A Slovakian gang with a United Kingdom (UK) base in Gravesend has been convicted of trafficking women from Slovakia to Great Britain for profit, the Slovak Spectator has reported.

August 20, 2015

The three women were lured to the UK with the promise of legitimate work, the news portal reports.

The victims were transported to the UK from Slovakia by an organized trafficking ring headed by Tibor Súchy, who in 2013 was jailed for 10 years on trafficking charges.

The perpetrators convicted Tuesday include Roman Ziga, 26; his brother Josef Ziga, 28; and Igor Boros, 43, who police say are all of Roma origin. They pled guilty to trafficking the three victims at the Old Bailey.

They will be sentenced at a later date.

The women were treated ‘like pieces of meat,’ according to Breaking News Ireland.
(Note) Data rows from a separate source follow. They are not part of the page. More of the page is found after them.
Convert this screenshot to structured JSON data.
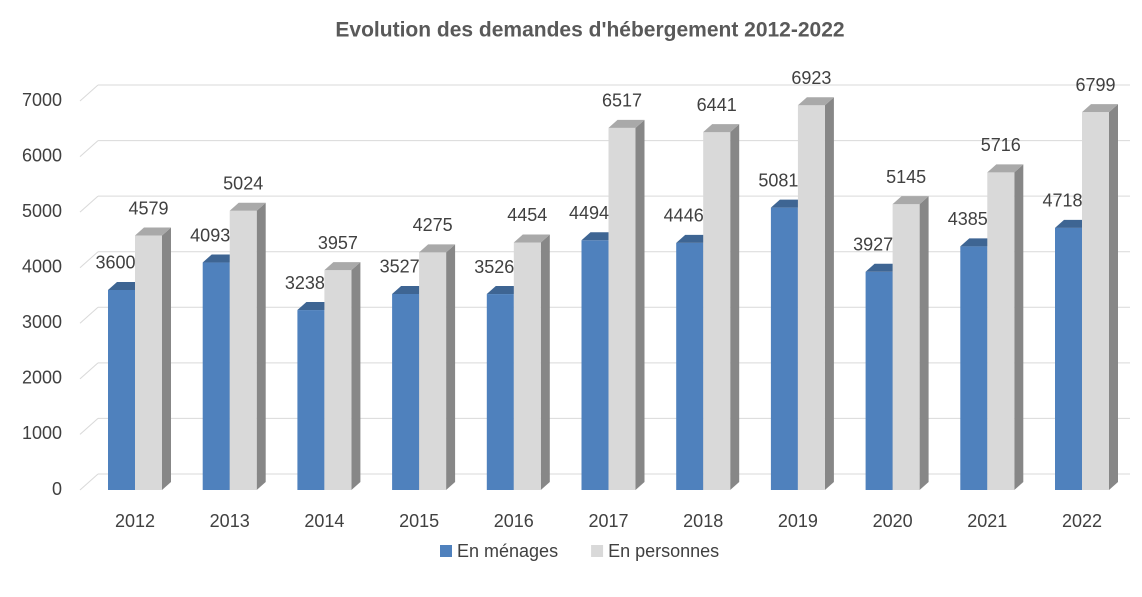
{
  "chart_data": {
    "type": "bar3d",
    "title": "Evolution des demandes d'hébergement 2012-2022",
    "categories": [
      "2012",
      "2013",
      "2014",
      "2015",
      "2016",
      "2017",
      "2018",
      "2019",
      "2020",
      "2021",
      "2022"
    ],
    "series": [
      {
        "name": "En ménages",
        "color": "#4f81bd",
        "values": [
          3600,
          4093,
          3238,
          3527,
          3526,
          4494,
          4446,
          5081,
          3927,
          4385,
          4718
        ]
      },
      {
        "name": "En personnes",
        "color": "#d9d9d9",
        "values": [
          4579,
          5024,
          3957,
          4275,
          4454,
          6517,
          6441,
          6923,
          5145,
          5716,
          6799
        ]
      }
    ],
    "ylim": [
      0,
      7000
    ],
    "yticks": [
      0,
      1000,
      2000,
      3000,
      4000,
      5000,
      6000,
      7000
    ],
    "grid": true,
    "legend": "bottom"
  }
}
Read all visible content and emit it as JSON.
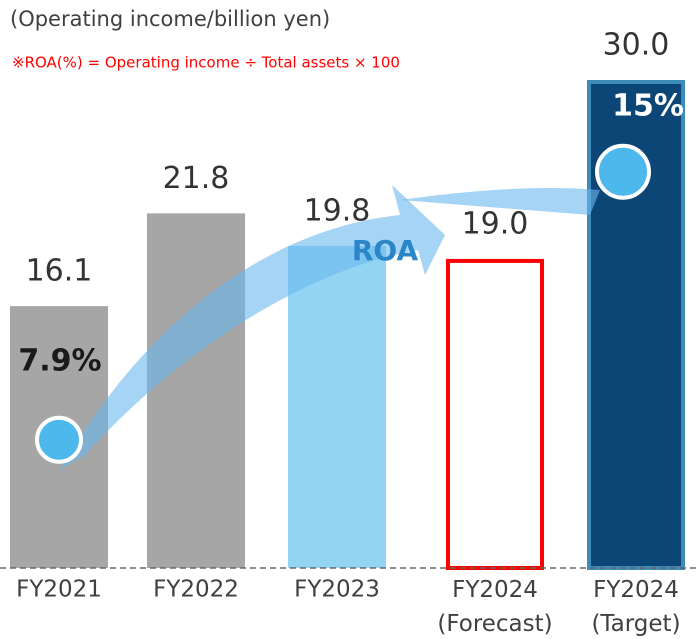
{
  "chart_data": {
    "type": "bar",
    "subtitle": "(Operating income/billion yen)",
    "annotation": "※ROA(%) = Operating income ÷ Total assets × 100",
    "categories": [
      "FY2021",
      "FY2022",
      "FY2023",
      "FY2024 (Forecast)",
      "FY2024 (Target)"
    ],
    "values": [
      16.1,
      21.8,
      19.8,
      19.0,
      30.0
    ],
    "value_labels": [
      "16.1",
      "21.8",
      "19.8",
      "19.0",
      "30.0"
    ],
    "fills": [
      "#a6a6a6",
      "#a6a6a6",
      "#93d4f3",
      "none",
      "#0b4677"
    ],
    "strokes": [
      "none",
      "none",
      "none",
      "#ff0000",
      "#3d8bb8"
    ],
    "roa": {
      "name": "ROA",
      "color": "#4db8ec",
      "points": [
        0,
        4
      ],
      "values": [
        7.9,
        15
      ],
      "value_labels": [
        "7.9%",
        "15%"
      ],
      "label_colors": [
        "#1a1a1a",
        "#ffffff"
      ]
    }
  }
}
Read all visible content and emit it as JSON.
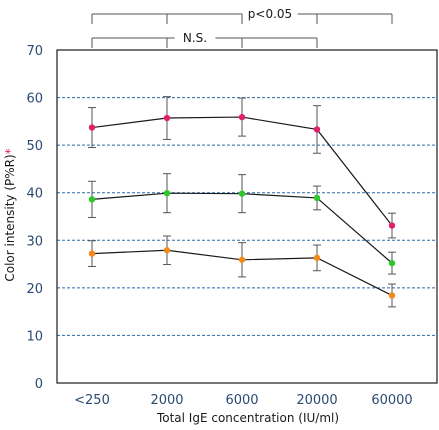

One victim was promised packages of fruit by the gang, but after arriving in Britain was forced into prostitution and eventually sold to an Indian man for € 4,256 (US$ 4,743).

The gang brought at least four Slovakian women to the UK and sold them to Indian and Pakistani men seeking legal status. As Slovakians, the women hold EU citizenship. Súchy kept the women in Gravesend until he found them bridegrooms.

The ring was uncovered after one woman was raped and badly injured by her Pakistani  “husband”. While she was being treated by paramedics at her home, she told them she had been sold to her attacker for € 4,500 ($5,015) just days before the rape.

Súchy, his wife Viktória Sanová, and his brother-in-law, René, pled guilty previously in connection with that case.

Addressing the Ziga brothers and Boros, Judge Michael Topolski called their actions “a modern form of slavery,” says The Daily Express. "You treated women as objects for profit. The task before me now is to decide how long each of you will serve in prison."